사실 앞부분에서 생략한 과정이 있는데, receipe를 설정하여 influxDB를 datalake로 연결해놓지 않았다.

RECIPE_EXAMPLE/example_recipe_latest_stable.yaml

해당 파일을 확인하면 helm chart value값이 나온다.

traininghost:
  ip_address: <Fill IP of host>
tm:
  image:
    repository: nexus3.o-ran-sc.org:10002/o-ran-sc/aiml-fw-awmf-tm-docker
    pullPolicy: IfNotPresent
    # Overrides the image tag whose default is the chart appVersion.
    tag: "2.0.0"
  pipelines: {"timeseries": "qoe_pipeline_h_release"}

...

datalake:
  influxdb:
    host: <Fill IP of datalake>
    port: <Fill port of datalake>
    orgname: <Fill org name configured in datalake>
    bucket: <Fill bucket info of data in datalake>
    token:  <Fill token info to access data>
...

Fill부분을 채워넣어야 하는데, 먼저 채워넣을 수 있는 부분은 ip_address로 localhost나 aimlfw가 배포된 node의 IP를 넣어주면 된다.

traininghost:
  ip_address: localhost
tm:
  ...

이렇게 넣어주었다.

다음으로 influxDB에 관련된 설정값들은 influxDB를 배포한 다음 확인할 수 있다.

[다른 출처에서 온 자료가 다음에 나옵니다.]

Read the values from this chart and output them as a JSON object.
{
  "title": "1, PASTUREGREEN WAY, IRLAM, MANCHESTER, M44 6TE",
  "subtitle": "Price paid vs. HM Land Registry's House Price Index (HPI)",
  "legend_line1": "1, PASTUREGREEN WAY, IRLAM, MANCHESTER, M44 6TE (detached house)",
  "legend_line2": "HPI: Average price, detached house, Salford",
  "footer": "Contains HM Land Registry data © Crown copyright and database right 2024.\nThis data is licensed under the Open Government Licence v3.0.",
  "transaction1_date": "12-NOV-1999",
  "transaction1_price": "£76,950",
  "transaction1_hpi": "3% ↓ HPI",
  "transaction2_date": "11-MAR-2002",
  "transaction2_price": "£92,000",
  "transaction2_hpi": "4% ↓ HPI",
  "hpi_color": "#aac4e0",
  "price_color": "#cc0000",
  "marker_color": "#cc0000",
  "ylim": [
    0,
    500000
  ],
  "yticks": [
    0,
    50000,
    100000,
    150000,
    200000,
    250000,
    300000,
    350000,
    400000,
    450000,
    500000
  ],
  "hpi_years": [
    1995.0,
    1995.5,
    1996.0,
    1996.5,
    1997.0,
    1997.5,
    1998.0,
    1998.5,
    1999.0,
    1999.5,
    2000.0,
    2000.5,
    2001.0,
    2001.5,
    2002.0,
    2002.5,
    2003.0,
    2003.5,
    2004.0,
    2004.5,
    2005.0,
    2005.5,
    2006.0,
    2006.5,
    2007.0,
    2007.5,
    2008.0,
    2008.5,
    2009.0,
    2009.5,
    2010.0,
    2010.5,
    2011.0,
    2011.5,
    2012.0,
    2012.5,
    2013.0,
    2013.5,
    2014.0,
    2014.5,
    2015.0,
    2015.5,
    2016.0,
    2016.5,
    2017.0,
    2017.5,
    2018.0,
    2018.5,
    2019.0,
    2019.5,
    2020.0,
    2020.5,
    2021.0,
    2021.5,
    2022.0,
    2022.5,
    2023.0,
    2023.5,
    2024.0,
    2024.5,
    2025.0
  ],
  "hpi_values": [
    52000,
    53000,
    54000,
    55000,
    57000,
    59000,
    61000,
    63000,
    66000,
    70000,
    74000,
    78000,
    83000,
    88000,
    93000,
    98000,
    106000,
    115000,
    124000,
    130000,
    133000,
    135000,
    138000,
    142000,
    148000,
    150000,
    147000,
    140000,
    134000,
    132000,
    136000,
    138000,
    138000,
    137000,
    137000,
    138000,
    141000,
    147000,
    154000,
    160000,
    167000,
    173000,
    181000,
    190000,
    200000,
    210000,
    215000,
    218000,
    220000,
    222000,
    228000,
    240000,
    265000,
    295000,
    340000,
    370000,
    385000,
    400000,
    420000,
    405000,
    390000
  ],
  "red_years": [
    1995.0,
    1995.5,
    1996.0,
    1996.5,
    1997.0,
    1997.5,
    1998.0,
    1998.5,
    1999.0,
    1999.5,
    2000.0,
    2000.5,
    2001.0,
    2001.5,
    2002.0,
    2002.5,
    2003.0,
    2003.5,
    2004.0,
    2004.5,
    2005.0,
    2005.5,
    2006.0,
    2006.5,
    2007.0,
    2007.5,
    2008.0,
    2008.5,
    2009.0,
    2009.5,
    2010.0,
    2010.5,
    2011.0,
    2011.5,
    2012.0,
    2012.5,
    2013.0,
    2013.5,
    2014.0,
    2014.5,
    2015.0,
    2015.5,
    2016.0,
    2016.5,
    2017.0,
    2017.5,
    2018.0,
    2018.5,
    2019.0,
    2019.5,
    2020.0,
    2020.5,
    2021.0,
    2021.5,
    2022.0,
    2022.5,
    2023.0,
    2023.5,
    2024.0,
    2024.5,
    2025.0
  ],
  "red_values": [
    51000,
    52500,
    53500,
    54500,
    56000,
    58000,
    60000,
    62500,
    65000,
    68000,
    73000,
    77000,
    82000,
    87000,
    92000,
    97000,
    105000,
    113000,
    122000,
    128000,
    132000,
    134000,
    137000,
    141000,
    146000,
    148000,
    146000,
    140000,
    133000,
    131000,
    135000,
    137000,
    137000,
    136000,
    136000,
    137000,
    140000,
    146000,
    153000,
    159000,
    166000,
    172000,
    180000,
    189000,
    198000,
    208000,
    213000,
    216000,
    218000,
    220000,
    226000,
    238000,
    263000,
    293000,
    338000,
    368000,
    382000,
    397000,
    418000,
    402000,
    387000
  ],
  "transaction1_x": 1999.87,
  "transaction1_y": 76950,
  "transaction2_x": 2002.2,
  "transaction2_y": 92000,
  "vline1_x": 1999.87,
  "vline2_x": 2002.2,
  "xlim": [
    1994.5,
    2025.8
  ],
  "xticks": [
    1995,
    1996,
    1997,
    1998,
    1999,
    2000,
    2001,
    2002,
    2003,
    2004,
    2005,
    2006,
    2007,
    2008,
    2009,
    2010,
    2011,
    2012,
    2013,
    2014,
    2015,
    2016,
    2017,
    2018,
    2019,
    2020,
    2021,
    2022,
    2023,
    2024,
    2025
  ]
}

helm repo add bitnami https://charts.bitnami.com/bitnami
helm install my-release bitnami/influxdb --version 5.13.5

잘 배포되었는 지 확인해보도록 하자.

 kubectl get po
NAME                                               READY   STATUS    RESTARTS   AGE
my-release-influxdb-5d5d95cf8b-vpgg7               1/1     Running   0          171m
nfs-subdir-external-provisioner-7484d5b48d-rg99c   1/1     Running   0          4h32m

my-release-influxdb-5d5d95cf8b-vpgg7 pod가 잘 배포되었다. 이제 이 pod에 있는 influx cli로 token값을 가져와보도록 하자.

kubectl exec -it my-release-influxdb-5d5d95cf8b-vpgg7 -- cat bitnami/influxdb/influxd.bolt | tr -cd "[:print:]"

Ih\x@0d5aea2c2f026000{"id":"0d5aea2c2f026000","token":"W8SyiYioyRCKPP4DVMWd","status"...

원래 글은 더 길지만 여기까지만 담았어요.